Van Nistelrooy, so the story goes, had asked to leave shortly before the 2005 FA Cup final, citing his belief that United couldn't compete in Europe without players more experienced than Rooney and Ronaldo. Ferguson convinced him to stay on for one more season, only for United to turn in their worst European campaign in a generation. They failed to score home or away against both Lille and Villareal, and a defeat against Benfica relegated them to last place in their Champions League group, without even a Europa League parachute for consolation.

Still, both Ronaldo and Rooney showed enough of themselves to suggest that if Van Nistelrooy had a point, then he was also being a little short-term. Rooney in particular slipped into United's first team as though it was a much-loved pair of trousers. He spent much of the season playing as Van Nistelrooy's strike partner, and ended the campaign with 19 goals — his best return yet — and his first trophy, as United overcame Wigan Athletic in the League Cup final. Rooney scored twice and was named Man of the Match.

United's league campaign wasn't quite the disaster that Keane anticipated, but an eight-point gap to champions Chelsea pointed towards a lot of work to do. For Rooney, however, we saw not just increasing confidence and a decent goal return. We also saw the arrival of one of the themes of his career; the obsession, the addiction, that defines him perhaps more than anything else. We're talking, of course, about chipping the keeper.

At the time, Rooney's two successful chips this season — over the heads of Wigan's Mike Pollitt and Newcastle's Shay Given — seemed pleasingly impudent. But perhaps Rooney and the rest of us might have been better served if one keeper or other had managed to get a paw to the ball. Then, perhaps, Ferguson might have taken his prodigy aside and had a word. Two words. "Stop chipping."

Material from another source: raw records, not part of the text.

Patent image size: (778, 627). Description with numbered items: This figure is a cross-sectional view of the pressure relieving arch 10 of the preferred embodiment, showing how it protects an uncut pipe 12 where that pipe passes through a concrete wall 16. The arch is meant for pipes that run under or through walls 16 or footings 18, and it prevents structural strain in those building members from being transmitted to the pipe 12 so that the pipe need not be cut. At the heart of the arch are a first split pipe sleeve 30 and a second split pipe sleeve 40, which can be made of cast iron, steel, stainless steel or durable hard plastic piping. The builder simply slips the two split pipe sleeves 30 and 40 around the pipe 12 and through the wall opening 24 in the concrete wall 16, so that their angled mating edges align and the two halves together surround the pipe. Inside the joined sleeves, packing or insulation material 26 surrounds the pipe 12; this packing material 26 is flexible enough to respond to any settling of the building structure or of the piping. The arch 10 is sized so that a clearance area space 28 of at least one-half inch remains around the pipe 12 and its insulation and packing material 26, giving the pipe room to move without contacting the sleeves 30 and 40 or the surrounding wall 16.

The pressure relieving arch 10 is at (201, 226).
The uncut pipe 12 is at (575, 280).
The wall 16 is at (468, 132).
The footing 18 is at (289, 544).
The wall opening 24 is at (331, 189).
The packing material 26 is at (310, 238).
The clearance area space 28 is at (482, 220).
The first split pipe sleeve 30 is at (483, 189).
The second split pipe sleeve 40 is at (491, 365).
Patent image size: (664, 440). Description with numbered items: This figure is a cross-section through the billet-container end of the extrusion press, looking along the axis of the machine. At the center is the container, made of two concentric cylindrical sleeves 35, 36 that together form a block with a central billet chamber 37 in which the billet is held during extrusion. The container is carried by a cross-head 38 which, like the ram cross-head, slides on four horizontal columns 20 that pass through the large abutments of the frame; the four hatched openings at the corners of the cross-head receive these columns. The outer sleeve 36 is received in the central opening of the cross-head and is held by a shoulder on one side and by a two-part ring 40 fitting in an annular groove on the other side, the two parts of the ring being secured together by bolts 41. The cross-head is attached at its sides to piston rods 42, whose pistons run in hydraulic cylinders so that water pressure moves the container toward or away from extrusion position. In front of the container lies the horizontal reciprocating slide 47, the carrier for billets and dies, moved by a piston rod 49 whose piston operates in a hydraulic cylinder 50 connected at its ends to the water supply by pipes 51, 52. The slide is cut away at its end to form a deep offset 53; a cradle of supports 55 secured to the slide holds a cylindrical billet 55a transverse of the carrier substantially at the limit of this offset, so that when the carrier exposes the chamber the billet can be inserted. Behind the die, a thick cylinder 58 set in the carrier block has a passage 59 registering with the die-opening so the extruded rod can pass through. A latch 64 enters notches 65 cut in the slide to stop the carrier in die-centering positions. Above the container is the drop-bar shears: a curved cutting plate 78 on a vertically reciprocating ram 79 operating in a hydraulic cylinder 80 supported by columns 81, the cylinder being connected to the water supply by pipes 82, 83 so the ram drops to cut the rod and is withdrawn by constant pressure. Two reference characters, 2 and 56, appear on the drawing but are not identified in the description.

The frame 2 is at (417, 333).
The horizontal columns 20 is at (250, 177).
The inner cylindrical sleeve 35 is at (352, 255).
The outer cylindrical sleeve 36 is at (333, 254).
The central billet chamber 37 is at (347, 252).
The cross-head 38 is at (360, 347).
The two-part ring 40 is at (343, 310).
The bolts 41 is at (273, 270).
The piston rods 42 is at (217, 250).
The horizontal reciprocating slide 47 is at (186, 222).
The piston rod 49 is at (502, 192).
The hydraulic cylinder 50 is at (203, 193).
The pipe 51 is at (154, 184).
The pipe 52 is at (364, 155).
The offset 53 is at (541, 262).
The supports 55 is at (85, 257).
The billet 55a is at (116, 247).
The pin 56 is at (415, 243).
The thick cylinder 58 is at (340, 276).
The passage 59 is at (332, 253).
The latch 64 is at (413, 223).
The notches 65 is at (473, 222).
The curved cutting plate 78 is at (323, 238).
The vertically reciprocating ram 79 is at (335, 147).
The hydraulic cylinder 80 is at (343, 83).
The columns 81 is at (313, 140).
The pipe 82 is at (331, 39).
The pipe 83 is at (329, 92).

Instead, they both went in, and went to his head. Rooney started to think of himself as a footballer who chips the keeper, and so became a footballer who delicately spoons the ball onto the roof of the net while everybody around mutters "Oh, for God's sake, just shoot properly." And yes, it might seem churlish to criticise the goalscoring record of the record goalscorer. But we don't think it's unreasonable to suggest that if he'd missed his first couple of chips, then he could have ticked off the record years ago. Thanks, Mike. Thanks, Shay.

2005/06: 48 games, 19 goals, one League Cup. The chips in question are at about 2.55 and 5.02 in the video above.